When I was 7 or 8, I learned BASIC on my Commodore 64. A neighbor geek came over to "instruct" me once or twice, but it didn't take him long to teach me everything I already knew. So mostly it was just me and an instruction book. All I really did was play with the PRINT command and change the screen colors, and freeze my computer with bad GOTO loops, but it was a start.
When I was maybe 13 or 14, I started playing in QBASIC. I had visions of making a database to help my mom track her Mary Kay clients and her piano students. Or a program to input and then print a grocery list. I remember that there was a column for "quantity," but I forgot to include an option to select units, so things went a bit awry when my mom wanted rice. But I was, and still am, proud of myself for getting a very decent grasp of the language with no help beyond my own memory of the original BASIC and the onboard QBASIC help files (if you've ever tried to learn programming from onboard help files, you know why it's an achievement!)
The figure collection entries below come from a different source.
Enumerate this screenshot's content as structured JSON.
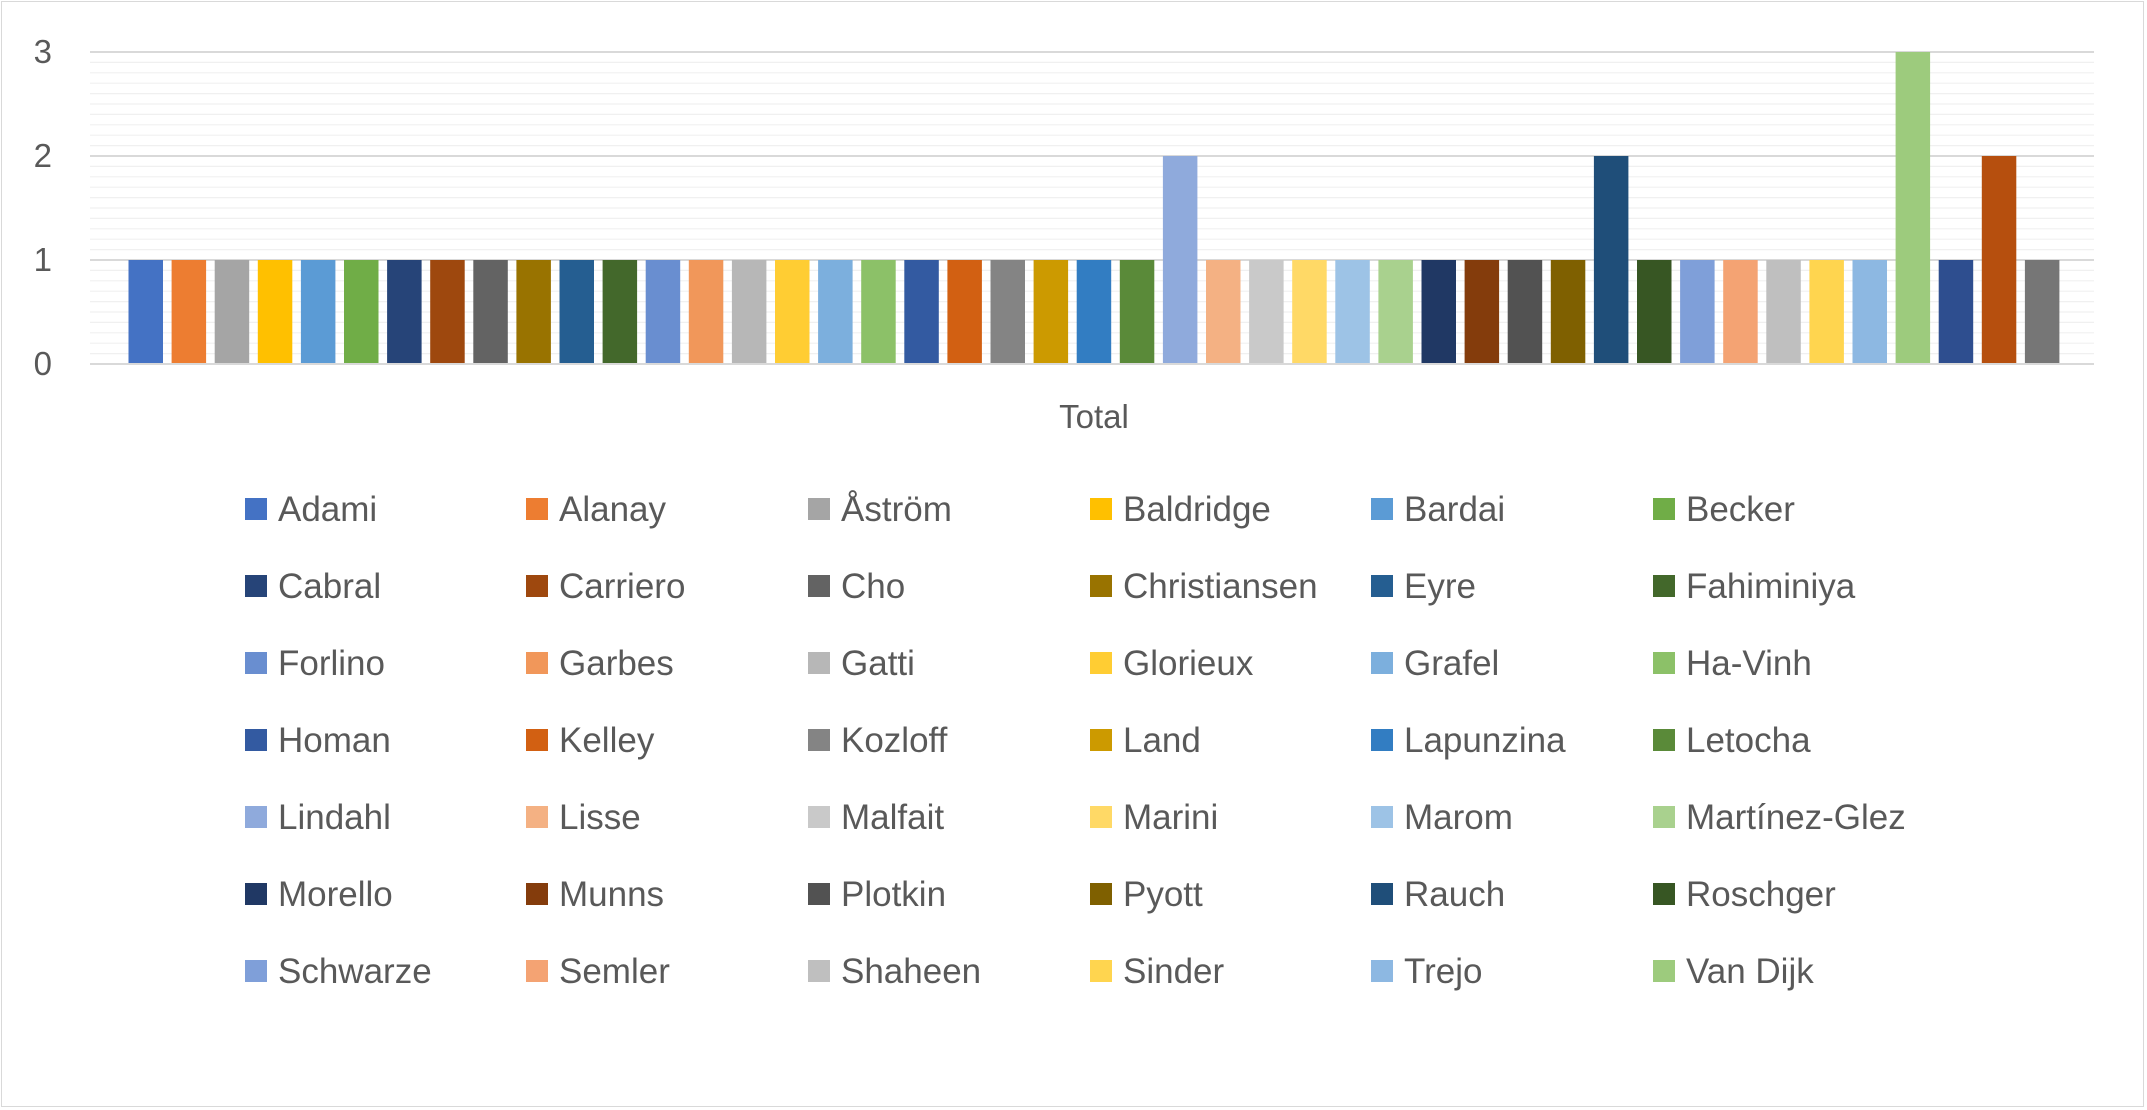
{
  "chart_data": {
    "type": "bar",
    "categories": [
      "Total"
    ],
    "ylim": [
      0,
      3
    ],
    "yticks": [
      0,
      1,
      2,
      3
    ],
    "grid": "on",
    "legend_position": "bottom",
    "series": [
      {
        "name": "Adami",
        "values": [
          1
        ],
        "color": "#4472C4"
      },
      {
        "name": "Alanay",
        "values": [
          1
        ],
        "color": "#ED7D31"
      },
      {
        "name": "Åström",
        "values": [
          1
        ],
        "color": "#A5A5A5"
      },
      {
        "name": "Baldridge",
        "values": [
          1
        ],
        "color": "#FFC000"
      },
      {
        "name": "Bardai",
        "values": [
          1
        ],
        "color": "#5B9BD5"
      },
      {
        "name": "Becker",
        "values": [
          1
        ],
        "color": "#70AD47"
      },
      {
        "name": "Cabral",
        "values": [
          1
        ],
        "color": "#264478"
      },
      {
        "name": "Carriero",
        "values": [
          1
        ],
        "color": "#9E480E"
      },
      {
        "name": "Cho",
        "values": [
          1
        ],
        "color": "#636363"
      },
      {
        "name": "Christiansen",
        "values": [
          1
        ],
        "color": "#997300"
      },
      {
        "name": "Eyre",
        "values": [
          1
        ],
        "color": "#255E91"
      },
      {
        "name": "Fahiminiya",
        "values": [
          1
        ],
        "color": "#43682B"
      },
      {
        "name": "Forlino",
        "values": [
          1
        ],
        "color": "#698ED0"
      },
      {
        "name": "Garbes",
        "values": [
          1
        ],
        "color": "#F1975A"
      },
      {
        "name": "Gatti",
        "values": [
          1
        ],
        "color": "#B7B7B7"
      },
      {
        "name": "Glorieux",
        "values": [
          1
        ],
        "color": "#FFCD33"
      },
      {
        "name": "Grafel",
        "values": [
          1
        ],
        "color": "#7CAFDD"
      },
      {
        "name": "Ha-Vinh",
        "values": [
          1
        ],
        "color": "#8CC168"
      },
      {
        "name": "Homan",
        "values": [
          1
        ],
        "color": "#335AA1"
      },
      {
        "name": "Kelley",
        "values": [
          1
        ],
        "color": "#D26012"
      },
      {
        "name": "Kozloff",
        "values": [
          1
        ],
        "color": "#848484"
      },
      {
        "name": "Land",
        "values": [
          1
        ],
        "color": "#CC9A00"
      },
      {
        "name": "Lapunzina",
        "values": [
          1
        ],
        "color": "#327DC2"
      },
      {
        "name": "Letocha",
        "values": [
          1
        ],
        "color": "#5A8A39"
      },
      {
        "name": "Lindahl",
        "values": [
          2
        ],
        "color": "#8FAADC"
      },
      {
        "name": "Lisse",
        "values": [
          1
        ],
        "color": "#F4B183"
      },
      {
        "name": "Malfait",
        "values": [
          1
        ],
        "color": "#C9C9C9"
      },
      {
        "name": "Marini",
        "values": [
          1
        ],
        "color": "#FFD966"
      },
      {
        "name": "Marom",
        "values": [
          1
        ],
        "color": "#9DC3E6"
      },
      {
        "name": "Martínez-Glez",
        "values": [
          1
        ],
        "color": "#A9D18E"
      },
      {
        "name": "Morello",
        "values": [
          1
        ],
        "color": "#203864"
      },
      {
        "name": "Munns",
        "values": [
          1
        ],
        "color": "#843C0C"
      },
      {
        "name": "Plotkin",
        "values": [
          1
        ],
        "color": "#525252"
      },
      {
        "name": "Pyott",
        "values": [
          1
        ],
        "color": "#7F6000"
      },
      {
        "name": "Rauch",
        "values": [
          2
        ],
        "color": "#1F4E79"
      },
      {
        "name": "Roschger",
        "values": [
          1
        ],
        "color": "#375623"
      },
      {
        "name": "Schwarze",
        "values": [
          1
        ],
        "color": "#7F9FD9"
      },
      {
        "name": "Semler",
        "values": [
          1
        ],
        "color": "#F4A373"
      },
      {
        "name": "Shaheen",
        "values": [
          1
        ],
        "color": "#BFBFBF"
      },
      {
        "name": "Sinder",
        "values": [
          1
        ],
        "color": "#FFD54F"
      },
      {
        "name": "Trejo",
        "values": [
          1
        ],
        "color": "#8DB8E2"
      },
      {
        "name": "Van Dijk",
        "values": [
          3
        ],
        "color": "#9DCB7D"
      },
      {
        "name": "",
        "values": [
          1
        ],
        "color": "#2E4E8F"
      },
      {
        "name": "",
        "values": [
          2
        ],
        "color": "#B64F0E"
      },
      {
        "name": "",
        "values": [
          1
        ],
        "color": "#767676"
      }
    ]
  }
}
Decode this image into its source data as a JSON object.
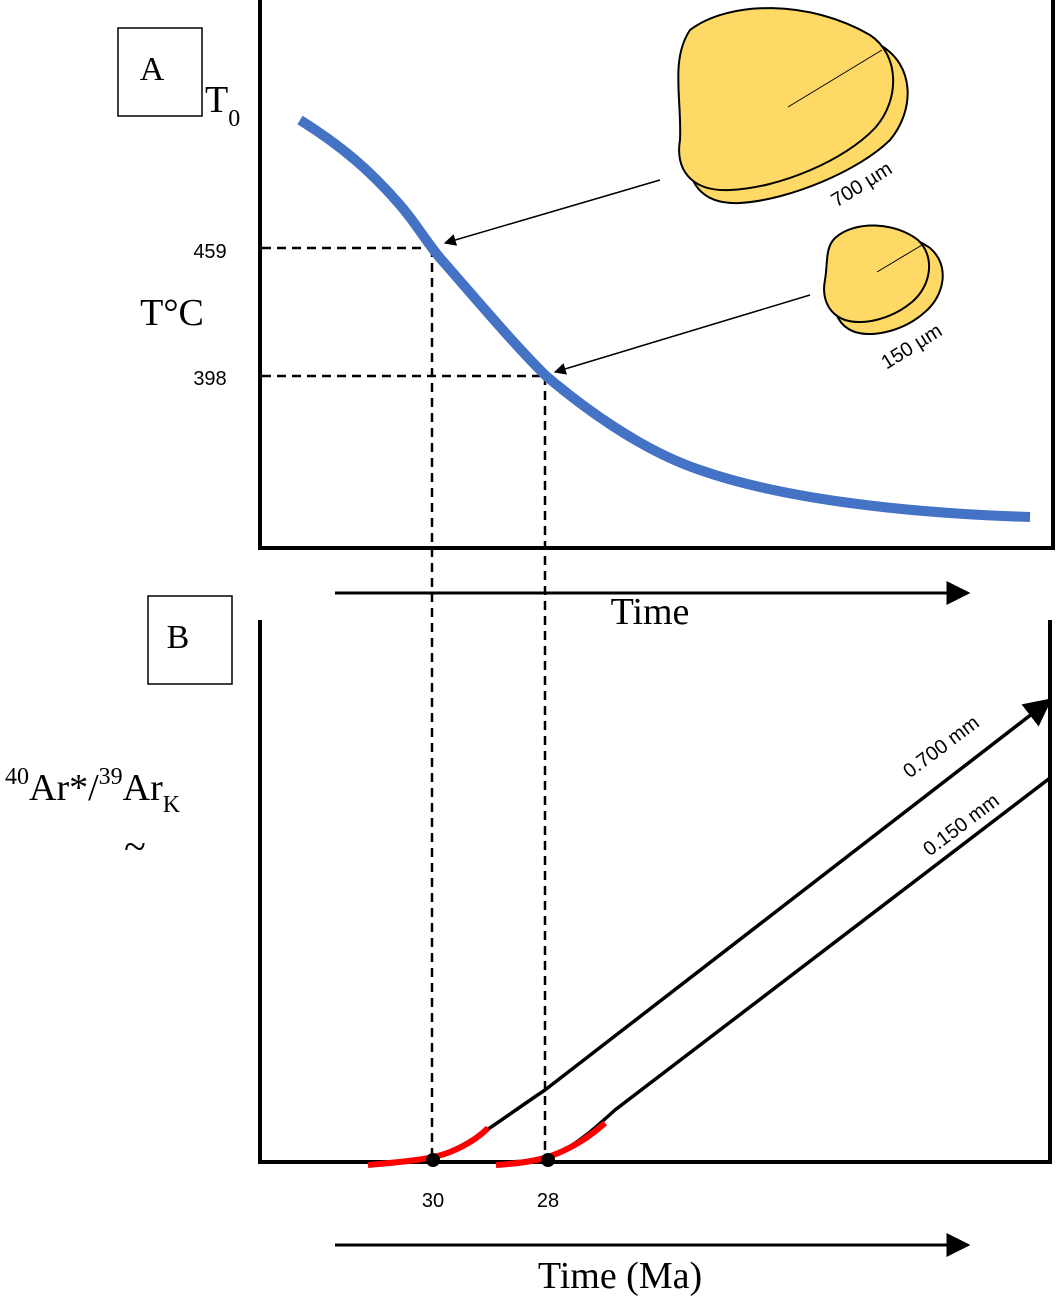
{
  "panel_a": {
    "label": "A",
    "t0": {
      "main": "T",
      "sub": "0"
    },
    "y_label": "T°C",
    "tick_high": "459",
    "tick_low": "398",
    "grain_large": "700 µm",
    "grain_small": "150 µm",
    "x_label": "Time"
  },
  "panel_b": {
    "label": "B",
    "tilde": "~",
    "y_label": {
      "sup1": "40",
      "part1": "Ar*/",
      "sup2": "39",
      "part2": "Ar",
      "sub": "K"
    },
    "curve_large": "0.700 mm",
    "curve_small": "0.150 mm",
    "age_large": "30",
    "age_small": "28",
    "x_label": "Time (Ma)"
  }
}
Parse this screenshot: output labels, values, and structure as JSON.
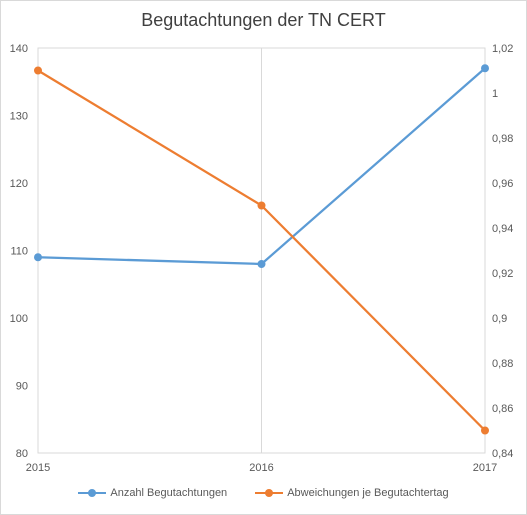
{
  "chart_data": {
    "type": "line",
    "title": "Begutachtungen der TN CERT",
    "x": [
      "2015",
      "2016",
      "2017"
    ],
    "series": [
      {
        "name": "Anzahl Begutachtungen",
        "axis": "left",
        "values": [
          109,
          108,
          137
        ],
        "color": "#5b9bd5"
      },
      {
        "name": "Abweichungen je Begutachtertag",
        "axis": "right",
        "values": [
          1.01,
          0.95,
          0.85
        ],
        "color": "#ed7d31"
      }
    ],
    "y_left": {
      "min": 80,
      "max": 140,
      "ticks": [
        "80",
        "90",
        "100",
        "110",
        "120",
        "130",
        "140"
      ]
    },
    "y_right": {
      "min": 0.84,
      "max": 1.02,
      "ticks": [
        "0,84",
        "0,86",
        "0,88",
        "0,9",
        "0,92",
        "0,94",
        "0,96",
        "0,98",
        "1",
        "1,02"
      ]
    },
    "grid": true,
    "legend_position": "bottom"
  }
}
When I was in college, I stumbled across an old DOS ASCII-based game called ZZT. It came packaged with a programming interface! Complete with tutorials and help files. You could, in other words, learn ZZT-OOP and design and program your own game! There were even packages you could download (from the small internet community sprung up around the game) for advanced characters and colors. So of course, I made a game. Well, mostly. The plot and action are finished, but there were some finishing touches and revision that I never got around to. All in all, though, it wasn't half bad! I even uploaded it to have it critiqued by the online community - other people have played my game! And there were lots of suggestions for improvement, but most people liked it at least to some degree. It's the most gratifying experience I've had in programming so far.
The other day, DH suggested that I might like to dink around a little in Visual Basic. So I went to the Microsoft site and got VB Express and I've been playing with that. Of course, as someone who is used to old-fogey-style programming with line numbers and all, I have a lot to learn. I'm very quick to grasp concepts, it's just that in moving to object-oriented programming, there are so many new concepts to grasp! And I admit lots of times I miss my line numbers. But I'm having fun learning something new again. Last night before going to sleep DH and I talked for a long time about functions and subs and the issues I'm having with my projects and with the new language. He's a tech guy himself and it really shows how much he enjoys both explaining these things to me and me being able to discuss them with him.
I'm already up to my old tricks. At one point in the tutorial, they have you create an interface of two text boxes and a button, and when you click the button, it adds the values in the fields. I cocked my head to one side and said, "Hmm. Why not make a button for all 4 arithemetic operations? And then maybe I can have it display the result in a label here...ooh and put a label between the text fields that will show the sign of the operation you chose. A little instructional text at the top...and I'll need a failsafe in case you accidentally put in a letter..."
Many, many hours later...
I've given up on the instructional text. I spent at least two hours trying to figure out how to get a label to wrap, and all I found are really complicated subs that don't seem to work, or ways to make a text box look like a label. There has to be an easier way, but the wall by my desk was getting a distinctive head groove so I gave it a rest.
After several hours more of playing with if/thens and wracking my brain and the help files for some way to stop the program from calculating if either value is nonnumeric, I finally, finally discovered try/catch. And now, it's working! So I spent an entire evening and part of an afternoon, making a ... calculator. You know, that thing that we've all got for free in our system tools. But this is my calculator! *grins with pride*
Along the way, I'm enjoying the "manual humor." The same manual that contains pages and pages of stuff like this:
- "A Catch statement with a When clause will only catch exceptions
when expression = True. A When clause is only
applied after checking the type of the exception, and 'expression' may
refer to the identifier representing the exception. "
I also enjoyed the heading titles in the chapter on debugging called "What went wrong?" Namely the heading for runtime errors, "It won't work!" and the heading for logic errors, "What? It wasn't supposed to do that!"
But the best quote for the day in all of this comes from me:
"Honey...I just made the worst possible typo in binary."
"Huh?"
"I typed a 2."
Somewhere out there, a universe is exploding.